The Great Famine is a reminder of the way failures in agriculture can drive lasting historical change—while leading to immense human suffering. That’s a useful backdrop of a new analysis on the impact global warming will have on crop yields, just published in Nature Climate Change. The news isn’t good: the research, based on a new set of data created by the combination of 1,700 previously published studies, found that global warming of only 2º C (3.6º F) will likely reduce yields of staple crops like rice and maize as early as the 2030s. And as the globe keeps warming, crop yields will keep shriveling unless drastic steps are taken to adapt to a changing climate. As Andy Challinor, a professor of climate impacts at the University of Leeds and the lead author of the study, put it in a statement:
Our research shows that crop yields will be negatively affected by climate change much earlier than expected…Furthermore, the impact of climate change on crops will vary both from year-to-year and from place-to-place—with the variability becoming greater as the weather becomes increasingly erratic.
The effect that warming will have on crop yields is one of the most vital areas of climate research—and one of the most vexing. Warming will have different impacts on different kinds of crops in different parts of the world. Warmer temperatures—and the higher levels of carbon dioxide that come with them—may enhance yields in the short-term, but as the climate gets hotter and hotter, crops could wilt, especially in the tropics. Changes in precipitation—both prolonged droughts and bigger storms—will hit farmers hard as well. And with a 842 million hungry people around the world—and another 2 billion or so who will need to be fed by mid-century as global population grows—accurately nailing down the impact climate change will have on crop yields could make the difference between life and death for vast numbers of people.
The last assessment from the Intergovernmental Panel on Climate Change (IPCC) from 2007 found that temperate regions like Europe would be able to deal with moderate, 2º C warming without much of an impact on crop yields. But the newer research used in the Nature Climate Change study indicates that that conclusion might have been too optimistic, especially as the climate gets warmer and warmer towards the century’s end. Farmers in the tropics will have it particularly difficult—yields from maize could drop by 20% or more if temperatures increase by more than 3º C (5.4º F). And those reductions in yield could hide much bigger year-to-year swings, if the weather gets more extreme. “Climate change means a less predictable harvest, with different countries winning and losing in different years,” said Challinor. “The overall picture remains negative.”
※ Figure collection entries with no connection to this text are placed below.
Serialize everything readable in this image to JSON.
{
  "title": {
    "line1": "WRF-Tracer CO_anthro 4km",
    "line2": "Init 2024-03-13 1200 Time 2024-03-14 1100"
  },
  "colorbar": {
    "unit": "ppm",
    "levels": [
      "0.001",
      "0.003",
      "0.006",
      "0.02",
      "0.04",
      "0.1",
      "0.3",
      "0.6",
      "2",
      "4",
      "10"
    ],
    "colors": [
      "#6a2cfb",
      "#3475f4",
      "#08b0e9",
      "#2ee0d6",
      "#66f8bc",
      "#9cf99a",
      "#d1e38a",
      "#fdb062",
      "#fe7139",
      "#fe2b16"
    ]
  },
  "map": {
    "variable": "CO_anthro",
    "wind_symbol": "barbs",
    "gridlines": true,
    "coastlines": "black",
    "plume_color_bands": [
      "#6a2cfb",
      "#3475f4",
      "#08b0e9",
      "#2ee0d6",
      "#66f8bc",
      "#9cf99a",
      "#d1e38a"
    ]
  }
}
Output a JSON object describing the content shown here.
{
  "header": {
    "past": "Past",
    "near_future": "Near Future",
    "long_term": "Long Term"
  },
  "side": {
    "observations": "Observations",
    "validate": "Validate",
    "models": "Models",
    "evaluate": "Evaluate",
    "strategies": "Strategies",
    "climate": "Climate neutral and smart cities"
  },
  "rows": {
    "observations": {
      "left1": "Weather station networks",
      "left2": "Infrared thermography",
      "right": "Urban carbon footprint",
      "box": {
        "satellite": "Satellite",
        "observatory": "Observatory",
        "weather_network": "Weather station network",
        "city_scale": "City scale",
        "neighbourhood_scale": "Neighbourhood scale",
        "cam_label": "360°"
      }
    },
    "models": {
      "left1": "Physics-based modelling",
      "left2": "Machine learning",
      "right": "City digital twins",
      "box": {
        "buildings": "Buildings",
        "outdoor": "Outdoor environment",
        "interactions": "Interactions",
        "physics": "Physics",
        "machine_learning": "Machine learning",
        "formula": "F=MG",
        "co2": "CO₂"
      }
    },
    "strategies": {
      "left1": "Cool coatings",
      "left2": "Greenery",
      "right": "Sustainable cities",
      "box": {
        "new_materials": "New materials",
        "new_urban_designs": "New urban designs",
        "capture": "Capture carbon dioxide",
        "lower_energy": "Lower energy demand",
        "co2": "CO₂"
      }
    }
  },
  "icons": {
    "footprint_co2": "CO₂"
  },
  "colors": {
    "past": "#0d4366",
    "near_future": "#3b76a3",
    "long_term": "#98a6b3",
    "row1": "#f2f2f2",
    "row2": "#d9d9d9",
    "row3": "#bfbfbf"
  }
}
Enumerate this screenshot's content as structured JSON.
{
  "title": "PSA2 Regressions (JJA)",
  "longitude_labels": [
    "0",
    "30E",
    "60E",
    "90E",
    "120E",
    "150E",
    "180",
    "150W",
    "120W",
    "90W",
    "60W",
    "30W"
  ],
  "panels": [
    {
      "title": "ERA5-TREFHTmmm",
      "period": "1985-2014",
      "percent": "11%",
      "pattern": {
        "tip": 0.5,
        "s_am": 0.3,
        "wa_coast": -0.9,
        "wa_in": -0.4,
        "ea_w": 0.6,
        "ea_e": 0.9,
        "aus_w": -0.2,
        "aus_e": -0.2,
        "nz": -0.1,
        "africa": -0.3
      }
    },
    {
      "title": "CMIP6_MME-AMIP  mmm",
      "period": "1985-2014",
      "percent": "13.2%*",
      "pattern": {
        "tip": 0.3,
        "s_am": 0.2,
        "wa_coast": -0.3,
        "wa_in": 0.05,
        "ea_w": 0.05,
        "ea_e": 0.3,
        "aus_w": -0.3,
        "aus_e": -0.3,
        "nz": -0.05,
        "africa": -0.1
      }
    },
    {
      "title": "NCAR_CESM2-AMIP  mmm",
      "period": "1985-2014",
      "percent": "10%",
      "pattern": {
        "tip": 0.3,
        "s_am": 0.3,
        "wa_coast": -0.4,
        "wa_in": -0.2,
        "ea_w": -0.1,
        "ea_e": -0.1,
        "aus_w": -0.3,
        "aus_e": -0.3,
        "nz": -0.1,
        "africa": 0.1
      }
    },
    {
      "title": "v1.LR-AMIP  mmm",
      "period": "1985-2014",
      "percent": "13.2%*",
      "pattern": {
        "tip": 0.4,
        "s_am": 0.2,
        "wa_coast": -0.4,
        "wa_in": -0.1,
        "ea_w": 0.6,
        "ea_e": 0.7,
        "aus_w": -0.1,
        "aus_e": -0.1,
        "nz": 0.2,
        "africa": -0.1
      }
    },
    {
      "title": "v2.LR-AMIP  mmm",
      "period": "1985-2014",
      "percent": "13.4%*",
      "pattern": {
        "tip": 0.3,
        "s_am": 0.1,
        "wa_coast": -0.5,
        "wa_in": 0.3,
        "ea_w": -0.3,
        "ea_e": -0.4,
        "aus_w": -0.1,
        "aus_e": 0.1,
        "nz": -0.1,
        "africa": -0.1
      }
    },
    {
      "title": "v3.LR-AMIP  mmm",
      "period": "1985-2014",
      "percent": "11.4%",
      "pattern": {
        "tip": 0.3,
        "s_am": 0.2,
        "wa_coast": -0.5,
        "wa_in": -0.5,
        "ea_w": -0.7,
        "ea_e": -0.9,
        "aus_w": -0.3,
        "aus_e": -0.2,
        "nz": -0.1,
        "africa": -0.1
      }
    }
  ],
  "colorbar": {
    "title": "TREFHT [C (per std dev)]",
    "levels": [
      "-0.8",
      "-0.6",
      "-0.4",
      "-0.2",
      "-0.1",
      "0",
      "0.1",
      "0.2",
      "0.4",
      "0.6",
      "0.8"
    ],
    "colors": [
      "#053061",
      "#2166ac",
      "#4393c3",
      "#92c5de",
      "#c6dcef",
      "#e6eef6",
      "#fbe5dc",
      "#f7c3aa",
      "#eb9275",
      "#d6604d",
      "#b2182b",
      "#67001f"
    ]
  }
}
We should have a better sense of where climate research stands on crop impacts later this month, when the IPCC comes out with the next chapter in its newest climate science assessment. And farmers—especially in developed nations—can and likely will adapt to what global warming will throw at them, whether by changing crop planting schedules, shifting to more efficient irrigation or taking advantage of biotechnology. But there’s no guarantee that poor farmers—who already produce less per acre—will be able to keep up. The Great Famine was triggered by the potato blight, but it was intensified by cruel policy on the part of Ireland’s British masters, who ensured that rich stores of grain and livestock were exported out of the country even as Irish citizens starved to death in the streets. As a warming climate makes the difficult task of keeping the world fed even tougher, we can only hope that wiser policy prevents the next famine.